Architect and lead the design of next-generation ML inference infrastructure to support globally distributed, multi-tenant model serving with high availability, scalability, and cost efficiency.
Designing and deploying low-latency, high-throughput inference systems supporting computer vision and multimodal models including CNNs, segmentation and object detection.
Building large-scale distributed systems in Scala using reactive frameworks, multithreading, and Guice dependency injection.
Integrating enterprise feature stores to ensure consistent, low-latency feature delivery.
Developing ML inference services within Bazel-based monorepos ensuring hermetic builds and seamless integration with secure enterprise CI/CD pipelines (Prow).

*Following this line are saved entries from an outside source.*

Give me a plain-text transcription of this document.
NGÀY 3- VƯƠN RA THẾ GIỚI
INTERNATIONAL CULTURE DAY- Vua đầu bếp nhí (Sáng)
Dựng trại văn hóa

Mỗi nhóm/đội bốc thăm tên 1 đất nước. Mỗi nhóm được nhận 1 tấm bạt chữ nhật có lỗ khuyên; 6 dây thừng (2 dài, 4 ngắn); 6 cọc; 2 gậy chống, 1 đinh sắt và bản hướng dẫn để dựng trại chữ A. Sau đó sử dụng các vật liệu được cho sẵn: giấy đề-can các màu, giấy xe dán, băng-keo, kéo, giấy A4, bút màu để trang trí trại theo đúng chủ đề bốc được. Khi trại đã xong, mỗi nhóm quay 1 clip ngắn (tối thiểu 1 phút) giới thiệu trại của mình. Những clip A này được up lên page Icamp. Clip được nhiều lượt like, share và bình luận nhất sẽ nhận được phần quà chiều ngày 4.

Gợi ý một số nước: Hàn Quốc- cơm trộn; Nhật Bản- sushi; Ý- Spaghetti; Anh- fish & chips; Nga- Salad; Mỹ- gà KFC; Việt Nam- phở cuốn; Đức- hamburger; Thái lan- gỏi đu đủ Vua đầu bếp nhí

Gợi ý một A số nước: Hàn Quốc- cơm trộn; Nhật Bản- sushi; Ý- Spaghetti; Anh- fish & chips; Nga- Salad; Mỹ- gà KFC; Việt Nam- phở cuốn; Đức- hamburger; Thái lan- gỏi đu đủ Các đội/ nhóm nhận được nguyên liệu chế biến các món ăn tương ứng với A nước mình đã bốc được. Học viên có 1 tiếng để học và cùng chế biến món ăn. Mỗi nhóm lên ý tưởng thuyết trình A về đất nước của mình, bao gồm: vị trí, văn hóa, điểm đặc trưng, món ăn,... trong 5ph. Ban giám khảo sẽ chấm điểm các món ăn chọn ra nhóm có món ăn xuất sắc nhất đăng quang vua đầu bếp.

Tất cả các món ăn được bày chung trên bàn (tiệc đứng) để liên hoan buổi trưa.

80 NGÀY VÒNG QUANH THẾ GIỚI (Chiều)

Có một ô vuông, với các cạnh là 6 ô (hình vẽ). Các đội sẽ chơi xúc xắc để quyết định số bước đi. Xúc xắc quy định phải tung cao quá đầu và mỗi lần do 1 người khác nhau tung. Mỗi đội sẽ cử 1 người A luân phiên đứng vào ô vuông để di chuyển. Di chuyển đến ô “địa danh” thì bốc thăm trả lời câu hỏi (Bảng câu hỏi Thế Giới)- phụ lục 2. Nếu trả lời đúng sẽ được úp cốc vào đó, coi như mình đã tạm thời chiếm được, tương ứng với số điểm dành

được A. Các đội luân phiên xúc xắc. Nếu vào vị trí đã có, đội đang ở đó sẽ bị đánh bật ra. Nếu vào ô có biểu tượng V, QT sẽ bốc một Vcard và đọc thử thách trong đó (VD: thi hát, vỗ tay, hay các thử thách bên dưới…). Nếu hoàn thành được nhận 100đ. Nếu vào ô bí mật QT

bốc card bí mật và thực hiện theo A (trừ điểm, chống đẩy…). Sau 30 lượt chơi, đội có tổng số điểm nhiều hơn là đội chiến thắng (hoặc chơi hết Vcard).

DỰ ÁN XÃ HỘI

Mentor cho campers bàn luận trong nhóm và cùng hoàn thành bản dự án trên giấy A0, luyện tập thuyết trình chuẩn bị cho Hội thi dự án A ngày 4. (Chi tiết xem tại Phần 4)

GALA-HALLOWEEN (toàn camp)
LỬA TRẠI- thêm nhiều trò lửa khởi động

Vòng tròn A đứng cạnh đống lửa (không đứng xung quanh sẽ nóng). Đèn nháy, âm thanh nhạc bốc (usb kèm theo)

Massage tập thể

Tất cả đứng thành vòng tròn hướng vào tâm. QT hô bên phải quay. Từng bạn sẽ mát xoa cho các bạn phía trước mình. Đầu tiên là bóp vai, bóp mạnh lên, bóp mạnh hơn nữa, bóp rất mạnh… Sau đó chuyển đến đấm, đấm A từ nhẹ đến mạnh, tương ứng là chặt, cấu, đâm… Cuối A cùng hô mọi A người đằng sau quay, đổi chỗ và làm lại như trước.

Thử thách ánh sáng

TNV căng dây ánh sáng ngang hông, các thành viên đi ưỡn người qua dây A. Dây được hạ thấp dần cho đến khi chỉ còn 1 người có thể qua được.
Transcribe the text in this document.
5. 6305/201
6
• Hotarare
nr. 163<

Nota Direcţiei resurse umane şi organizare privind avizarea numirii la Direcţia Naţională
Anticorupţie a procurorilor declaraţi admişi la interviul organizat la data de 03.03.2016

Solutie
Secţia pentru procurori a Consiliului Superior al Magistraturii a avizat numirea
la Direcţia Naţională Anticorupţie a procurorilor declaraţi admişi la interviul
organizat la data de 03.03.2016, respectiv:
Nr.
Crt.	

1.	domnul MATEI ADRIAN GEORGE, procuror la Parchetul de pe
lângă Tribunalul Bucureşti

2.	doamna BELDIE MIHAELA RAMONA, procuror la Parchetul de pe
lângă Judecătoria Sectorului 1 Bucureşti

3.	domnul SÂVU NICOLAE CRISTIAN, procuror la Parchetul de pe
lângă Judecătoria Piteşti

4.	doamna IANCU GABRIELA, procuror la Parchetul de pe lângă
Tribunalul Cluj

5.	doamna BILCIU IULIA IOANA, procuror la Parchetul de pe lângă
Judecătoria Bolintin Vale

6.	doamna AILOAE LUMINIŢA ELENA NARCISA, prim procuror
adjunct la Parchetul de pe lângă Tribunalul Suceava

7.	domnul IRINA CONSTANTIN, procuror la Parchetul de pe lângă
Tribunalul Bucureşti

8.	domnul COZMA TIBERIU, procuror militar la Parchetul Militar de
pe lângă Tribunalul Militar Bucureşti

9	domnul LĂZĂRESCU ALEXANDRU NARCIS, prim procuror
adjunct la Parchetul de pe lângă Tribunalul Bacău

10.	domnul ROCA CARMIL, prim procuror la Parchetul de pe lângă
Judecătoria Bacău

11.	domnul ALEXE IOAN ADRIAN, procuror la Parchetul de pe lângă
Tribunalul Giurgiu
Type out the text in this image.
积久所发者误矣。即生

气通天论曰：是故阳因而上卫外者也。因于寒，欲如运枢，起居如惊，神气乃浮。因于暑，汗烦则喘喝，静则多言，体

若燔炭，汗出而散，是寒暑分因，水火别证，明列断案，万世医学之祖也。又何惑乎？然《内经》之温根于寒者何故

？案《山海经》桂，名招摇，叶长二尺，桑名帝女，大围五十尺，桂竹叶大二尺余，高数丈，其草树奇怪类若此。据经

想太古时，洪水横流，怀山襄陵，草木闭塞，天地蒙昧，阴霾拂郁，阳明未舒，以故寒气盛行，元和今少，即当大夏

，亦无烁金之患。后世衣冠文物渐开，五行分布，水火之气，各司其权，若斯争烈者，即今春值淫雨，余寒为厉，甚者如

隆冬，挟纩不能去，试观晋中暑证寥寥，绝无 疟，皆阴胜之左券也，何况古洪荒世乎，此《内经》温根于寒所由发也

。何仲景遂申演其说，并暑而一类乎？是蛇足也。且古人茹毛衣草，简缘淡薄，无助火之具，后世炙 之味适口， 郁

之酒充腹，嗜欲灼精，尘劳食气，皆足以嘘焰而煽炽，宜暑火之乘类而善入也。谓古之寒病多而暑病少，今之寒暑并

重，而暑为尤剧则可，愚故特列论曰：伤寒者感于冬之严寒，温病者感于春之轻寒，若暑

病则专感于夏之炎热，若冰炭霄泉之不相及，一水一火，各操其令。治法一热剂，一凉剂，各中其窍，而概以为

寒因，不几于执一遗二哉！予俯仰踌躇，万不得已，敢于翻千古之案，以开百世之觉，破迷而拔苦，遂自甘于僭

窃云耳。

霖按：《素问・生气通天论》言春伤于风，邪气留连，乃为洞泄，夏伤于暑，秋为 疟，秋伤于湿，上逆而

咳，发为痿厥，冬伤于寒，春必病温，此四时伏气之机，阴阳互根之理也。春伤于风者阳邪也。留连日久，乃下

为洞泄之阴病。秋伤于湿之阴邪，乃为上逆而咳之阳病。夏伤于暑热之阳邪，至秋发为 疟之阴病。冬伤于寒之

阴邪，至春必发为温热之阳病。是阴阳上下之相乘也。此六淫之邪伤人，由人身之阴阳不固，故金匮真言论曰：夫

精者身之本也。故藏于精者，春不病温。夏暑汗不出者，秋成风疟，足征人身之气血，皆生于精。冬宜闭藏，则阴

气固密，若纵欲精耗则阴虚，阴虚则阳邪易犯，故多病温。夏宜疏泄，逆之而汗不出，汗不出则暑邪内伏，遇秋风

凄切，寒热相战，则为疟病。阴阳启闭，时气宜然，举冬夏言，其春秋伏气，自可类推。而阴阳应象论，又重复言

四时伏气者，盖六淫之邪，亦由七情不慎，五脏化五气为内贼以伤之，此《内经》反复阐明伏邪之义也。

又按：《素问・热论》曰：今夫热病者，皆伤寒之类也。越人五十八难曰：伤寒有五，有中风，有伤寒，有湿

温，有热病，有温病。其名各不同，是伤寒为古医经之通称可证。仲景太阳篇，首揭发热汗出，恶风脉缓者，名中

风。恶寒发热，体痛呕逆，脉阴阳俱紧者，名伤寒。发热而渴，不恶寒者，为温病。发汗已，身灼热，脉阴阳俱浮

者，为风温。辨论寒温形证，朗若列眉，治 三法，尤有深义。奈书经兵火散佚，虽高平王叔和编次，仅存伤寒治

Extending GitHub Prow workflows by writing Golang plugins/controllers to automate reviews, enforce policies, and coordinate multi-repo build/test/deploy pipelines.
Utilizing Pulumi to provision and manage scalable, reproducible, and cloud-agnostic inference environments.
Applying formal methods and computational theory to enhance scalability, reliability, and performance of distributed inference algorithms.
Optimizing ML algorithms in Scala, Java, and Go to improve memory efficiency, hardware utilization, and runtime speed.
Designing advanced observability frameworks with distributed tracing, model drift detection, and performance analytics.
Standardizing ML platform practices while mentoring engineers and aligning architecture with MLOps, compliance (GDPR, SOC2), and scalability standards.